British Columbia Premier John Horgan said: “Clearly, we are disappointed by the decision, but this does not reduce our concerns regarding the potential of a catastrophic oil spill on our coast.

“Our government takes our responsibility to defend the interests of British Columbians seriously. When it comes to protecting our coast, our environment and our economy, we will continue do all we can within our jurisdiction.”

Trans Mountain expansion project details

The pipeline expansion project involves the twinning of the 1,150km-long existing Trans Mountain Pipeline, which was constructed between Strathcona County near Edmonton and Burnaby in British Columbia (BC).
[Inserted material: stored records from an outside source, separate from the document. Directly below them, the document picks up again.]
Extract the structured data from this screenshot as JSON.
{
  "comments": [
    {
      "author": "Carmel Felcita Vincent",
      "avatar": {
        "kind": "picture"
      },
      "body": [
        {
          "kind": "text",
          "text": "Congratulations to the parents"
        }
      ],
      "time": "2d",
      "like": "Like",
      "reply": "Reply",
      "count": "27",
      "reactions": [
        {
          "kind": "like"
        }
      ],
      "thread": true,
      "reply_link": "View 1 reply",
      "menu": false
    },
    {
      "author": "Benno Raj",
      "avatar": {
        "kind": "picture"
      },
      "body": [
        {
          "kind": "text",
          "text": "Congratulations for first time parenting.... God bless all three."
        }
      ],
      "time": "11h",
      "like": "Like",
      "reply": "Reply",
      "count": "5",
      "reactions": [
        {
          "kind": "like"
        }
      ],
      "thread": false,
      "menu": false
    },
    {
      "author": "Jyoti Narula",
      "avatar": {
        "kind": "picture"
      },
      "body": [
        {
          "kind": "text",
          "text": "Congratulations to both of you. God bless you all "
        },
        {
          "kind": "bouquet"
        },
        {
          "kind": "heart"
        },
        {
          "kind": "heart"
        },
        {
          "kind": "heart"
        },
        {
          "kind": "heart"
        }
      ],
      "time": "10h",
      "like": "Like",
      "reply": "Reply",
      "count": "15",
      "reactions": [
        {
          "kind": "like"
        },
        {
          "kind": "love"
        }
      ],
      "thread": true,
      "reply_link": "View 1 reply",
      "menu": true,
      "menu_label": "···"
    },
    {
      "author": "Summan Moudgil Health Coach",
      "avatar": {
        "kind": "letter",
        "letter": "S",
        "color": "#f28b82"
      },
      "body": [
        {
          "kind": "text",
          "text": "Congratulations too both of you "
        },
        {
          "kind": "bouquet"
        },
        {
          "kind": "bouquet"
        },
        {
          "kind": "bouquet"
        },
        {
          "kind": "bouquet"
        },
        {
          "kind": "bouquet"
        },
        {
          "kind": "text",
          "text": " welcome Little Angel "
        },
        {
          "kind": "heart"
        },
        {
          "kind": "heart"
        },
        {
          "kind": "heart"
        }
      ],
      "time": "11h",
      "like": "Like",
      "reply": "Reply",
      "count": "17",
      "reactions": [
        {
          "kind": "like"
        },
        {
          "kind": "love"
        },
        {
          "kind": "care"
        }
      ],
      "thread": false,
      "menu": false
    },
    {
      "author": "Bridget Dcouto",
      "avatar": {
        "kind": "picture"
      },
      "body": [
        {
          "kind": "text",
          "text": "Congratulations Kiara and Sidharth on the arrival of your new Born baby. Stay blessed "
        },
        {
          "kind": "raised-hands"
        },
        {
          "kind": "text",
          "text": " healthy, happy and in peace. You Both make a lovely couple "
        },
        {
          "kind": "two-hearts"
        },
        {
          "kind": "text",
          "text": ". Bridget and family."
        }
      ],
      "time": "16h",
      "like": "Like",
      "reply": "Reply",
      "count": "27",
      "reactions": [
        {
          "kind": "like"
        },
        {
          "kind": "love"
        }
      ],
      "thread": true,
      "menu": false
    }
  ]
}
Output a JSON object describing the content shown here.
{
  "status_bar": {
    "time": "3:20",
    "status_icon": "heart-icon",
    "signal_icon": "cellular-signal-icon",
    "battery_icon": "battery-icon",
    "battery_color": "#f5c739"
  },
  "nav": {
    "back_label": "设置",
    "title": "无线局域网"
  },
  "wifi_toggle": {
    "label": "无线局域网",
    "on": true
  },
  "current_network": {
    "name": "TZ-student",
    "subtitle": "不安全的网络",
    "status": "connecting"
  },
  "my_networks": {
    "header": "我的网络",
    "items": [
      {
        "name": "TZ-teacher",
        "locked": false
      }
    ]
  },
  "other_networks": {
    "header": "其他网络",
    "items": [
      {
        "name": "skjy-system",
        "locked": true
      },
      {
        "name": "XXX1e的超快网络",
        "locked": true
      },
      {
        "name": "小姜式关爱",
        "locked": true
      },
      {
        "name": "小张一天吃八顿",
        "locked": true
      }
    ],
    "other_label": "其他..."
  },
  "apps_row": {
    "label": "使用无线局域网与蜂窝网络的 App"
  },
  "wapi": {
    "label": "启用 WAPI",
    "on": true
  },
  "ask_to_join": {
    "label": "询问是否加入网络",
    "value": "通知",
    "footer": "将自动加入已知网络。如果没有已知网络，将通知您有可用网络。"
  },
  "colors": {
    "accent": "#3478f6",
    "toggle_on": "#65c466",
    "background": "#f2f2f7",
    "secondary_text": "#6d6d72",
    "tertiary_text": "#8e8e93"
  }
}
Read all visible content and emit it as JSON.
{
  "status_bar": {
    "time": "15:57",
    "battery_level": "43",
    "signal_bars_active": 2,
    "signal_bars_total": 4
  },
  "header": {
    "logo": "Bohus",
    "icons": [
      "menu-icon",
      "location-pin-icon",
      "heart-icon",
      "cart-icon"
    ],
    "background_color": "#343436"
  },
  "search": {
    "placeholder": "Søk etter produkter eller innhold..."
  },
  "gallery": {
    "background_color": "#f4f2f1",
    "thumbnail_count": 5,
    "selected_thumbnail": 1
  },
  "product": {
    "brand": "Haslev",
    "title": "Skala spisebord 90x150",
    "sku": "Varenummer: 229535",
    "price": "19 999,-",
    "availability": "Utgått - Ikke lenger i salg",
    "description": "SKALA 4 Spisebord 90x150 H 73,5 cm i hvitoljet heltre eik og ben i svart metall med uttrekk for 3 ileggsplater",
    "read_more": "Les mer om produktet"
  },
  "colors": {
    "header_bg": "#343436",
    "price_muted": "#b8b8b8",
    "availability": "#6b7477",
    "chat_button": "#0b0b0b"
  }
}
It has been taken up to increase the capacity of the Trans Mountain pipeline from 300,000 to 890,000 barrels of oil per day.

In June 2019, the Canadian government approved the pipeline expansion project on the basis that it was in national interest. In December 2019, the project officially broke ground near Edmonton in Alberta.

The Canadian government owns both the Trans Mountain pipeline and the associated expansion project.

Alberta Minister of Justice and Solicitor General Doug Schweitzer said: “British Columbia’s own top court was clear that the proposed law is ‘an… existential threat to a federal undertaking that is being expanded specifically to increase the amount of oil transported through British Columbia.’ The B.C. court’s decision was an affirmation of the unique economic union among Canada’s provinces.

“Building the TMX and ensuring a fair price for our natural resources will create thousands of new jobs and increased prosperity that will benefit the entire country.”